Nadie además lo pone en duda. En todo caso lo que muchos han añorado es que no fuera Rodrigo el designado por Aznar como su sucesor para competir en las elecciones de marzo del 2004 que perdería Rajoy frente a Zapatero. Sus éxitos en esta materia son los que le han catapultado con posterioridad a desempeñar las máximas responsabilidades del Fondo Monetario Internacional y en la actualidad no haya consejo de entidad bancaria o cajera que no se dispute sus asesoramientos en alguno de sus consejos.
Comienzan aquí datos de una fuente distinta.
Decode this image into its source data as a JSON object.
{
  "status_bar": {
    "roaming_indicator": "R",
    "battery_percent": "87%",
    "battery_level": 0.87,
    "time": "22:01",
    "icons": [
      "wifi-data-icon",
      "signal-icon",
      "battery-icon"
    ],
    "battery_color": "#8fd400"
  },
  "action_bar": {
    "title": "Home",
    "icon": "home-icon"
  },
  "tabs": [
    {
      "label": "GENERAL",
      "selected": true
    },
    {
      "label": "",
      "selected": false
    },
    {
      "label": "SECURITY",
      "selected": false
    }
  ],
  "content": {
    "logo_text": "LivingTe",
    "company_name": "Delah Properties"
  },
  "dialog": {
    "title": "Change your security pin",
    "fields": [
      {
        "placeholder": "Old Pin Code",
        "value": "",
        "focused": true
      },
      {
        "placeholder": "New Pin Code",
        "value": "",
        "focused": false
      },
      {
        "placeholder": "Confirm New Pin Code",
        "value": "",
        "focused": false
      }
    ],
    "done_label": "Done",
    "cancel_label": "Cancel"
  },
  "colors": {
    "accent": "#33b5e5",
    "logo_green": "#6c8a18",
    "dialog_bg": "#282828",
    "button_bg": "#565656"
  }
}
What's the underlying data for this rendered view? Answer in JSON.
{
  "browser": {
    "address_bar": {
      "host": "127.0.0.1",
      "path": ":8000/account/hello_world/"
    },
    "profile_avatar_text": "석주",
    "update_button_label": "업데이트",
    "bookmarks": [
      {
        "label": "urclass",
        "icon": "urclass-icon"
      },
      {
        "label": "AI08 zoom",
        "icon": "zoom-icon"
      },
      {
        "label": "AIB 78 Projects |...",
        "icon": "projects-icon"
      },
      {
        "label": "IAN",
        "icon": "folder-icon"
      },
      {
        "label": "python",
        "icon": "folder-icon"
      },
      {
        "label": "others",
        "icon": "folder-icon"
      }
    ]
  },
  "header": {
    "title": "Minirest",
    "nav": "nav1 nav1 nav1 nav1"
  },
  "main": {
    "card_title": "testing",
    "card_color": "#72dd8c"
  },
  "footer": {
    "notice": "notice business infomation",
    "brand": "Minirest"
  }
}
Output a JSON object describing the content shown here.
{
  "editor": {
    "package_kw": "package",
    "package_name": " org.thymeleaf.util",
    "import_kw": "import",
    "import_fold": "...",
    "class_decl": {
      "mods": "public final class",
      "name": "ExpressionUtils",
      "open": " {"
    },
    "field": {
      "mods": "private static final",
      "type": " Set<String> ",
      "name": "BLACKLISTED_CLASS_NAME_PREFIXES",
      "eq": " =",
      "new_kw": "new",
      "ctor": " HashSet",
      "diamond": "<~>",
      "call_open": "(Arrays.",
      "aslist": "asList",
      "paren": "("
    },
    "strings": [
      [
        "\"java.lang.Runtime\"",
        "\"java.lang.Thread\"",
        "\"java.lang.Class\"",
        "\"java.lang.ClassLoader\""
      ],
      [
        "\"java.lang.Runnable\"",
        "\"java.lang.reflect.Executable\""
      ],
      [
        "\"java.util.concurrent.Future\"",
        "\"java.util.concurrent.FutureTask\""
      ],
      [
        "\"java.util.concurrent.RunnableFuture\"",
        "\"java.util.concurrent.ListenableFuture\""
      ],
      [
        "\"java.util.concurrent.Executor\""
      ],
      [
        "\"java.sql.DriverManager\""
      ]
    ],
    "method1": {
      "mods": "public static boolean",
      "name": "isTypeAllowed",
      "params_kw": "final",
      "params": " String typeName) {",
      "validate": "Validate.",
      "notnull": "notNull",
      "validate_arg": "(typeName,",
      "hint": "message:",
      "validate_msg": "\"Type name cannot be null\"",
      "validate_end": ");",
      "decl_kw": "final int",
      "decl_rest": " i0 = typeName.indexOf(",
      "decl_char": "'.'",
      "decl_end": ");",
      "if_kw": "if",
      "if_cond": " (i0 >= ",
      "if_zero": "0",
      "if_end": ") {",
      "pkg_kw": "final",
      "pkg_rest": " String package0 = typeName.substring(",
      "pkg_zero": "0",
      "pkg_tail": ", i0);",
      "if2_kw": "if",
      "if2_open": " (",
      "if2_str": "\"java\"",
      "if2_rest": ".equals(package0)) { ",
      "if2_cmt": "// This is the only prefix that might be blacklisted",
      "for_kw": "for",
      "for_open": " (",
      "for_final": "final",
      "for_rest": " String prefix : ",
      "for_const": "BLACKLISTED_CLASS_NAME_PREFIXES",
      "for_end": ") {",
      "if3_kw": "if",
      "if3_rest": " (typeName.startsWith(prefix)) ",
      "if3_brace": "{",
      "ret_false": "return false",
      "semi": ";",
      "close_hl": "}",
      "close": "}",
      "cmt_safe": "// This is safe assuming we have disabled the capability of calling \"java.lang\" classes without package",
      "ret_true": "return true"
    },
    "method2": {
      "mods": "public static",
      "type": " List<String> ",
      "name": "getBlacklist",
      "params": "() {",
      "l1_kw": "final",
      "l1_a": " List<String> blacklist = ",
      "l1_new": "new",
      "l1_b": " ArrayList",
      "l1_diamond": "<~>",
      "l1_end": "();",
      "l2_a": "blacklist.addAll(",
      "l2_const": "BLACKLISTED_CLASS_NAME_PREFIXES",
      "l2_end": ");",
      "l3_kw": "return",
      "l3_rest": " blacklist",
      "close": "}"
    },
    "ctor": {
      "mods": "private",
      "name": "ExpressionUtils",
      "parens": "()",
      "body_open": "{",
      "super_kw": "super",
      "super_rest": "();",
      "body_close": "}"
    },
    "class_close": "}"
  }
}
La que ha de ser a partir de hoy su colega en el Gobierno de la República de Francia procede de un prestigioso bufete de abogados en Nueva York en el que no desempeñaba responsabilidades directas en materias de macroeconomía. En el Gobierno del Reino Unido, una gran mayoría de los responsables históricos de Economía proceden de facultades humanísticas. Lo que sí que tendrá que cuidar son sus modales con sus interlocutores, sin necesidad de arredrarse ante quienes utilizan la capacidad de convocatoria de las organización que dirigen o representan en su favor personal. Porque Elena Salgado parece poner demasiado obstinación al defender sus ideas. Diputados populares destacaban lo imposible que ha resultado alcanzar con ella un acuerdo en materia de recursos para las comunidades autónomas.
El secretario general de UGT, Cándido Méndez, nada más conocerse el nombramiento de Elena Salgado, sólo quiso señalar que en sus anteriores ministerios, "tanto en Sanidad como en Administraciones Públicas. hemos tenido problemas". Viniendo de alguien tan próximo al presidente del Gobierno y tan poco sospechoso de trabajar contra la causa, la nueva vicepresidenta haría bien en tomar nota del mensaje que le envían. Otros tenían menos experiencia y quizás preparación, pero utilizaron el diálogo como elemento fundamental para conseguir sus objetivos. Ahora no son otros que salir de la crisis y encontrar trabajo para 4 millones de desempleados.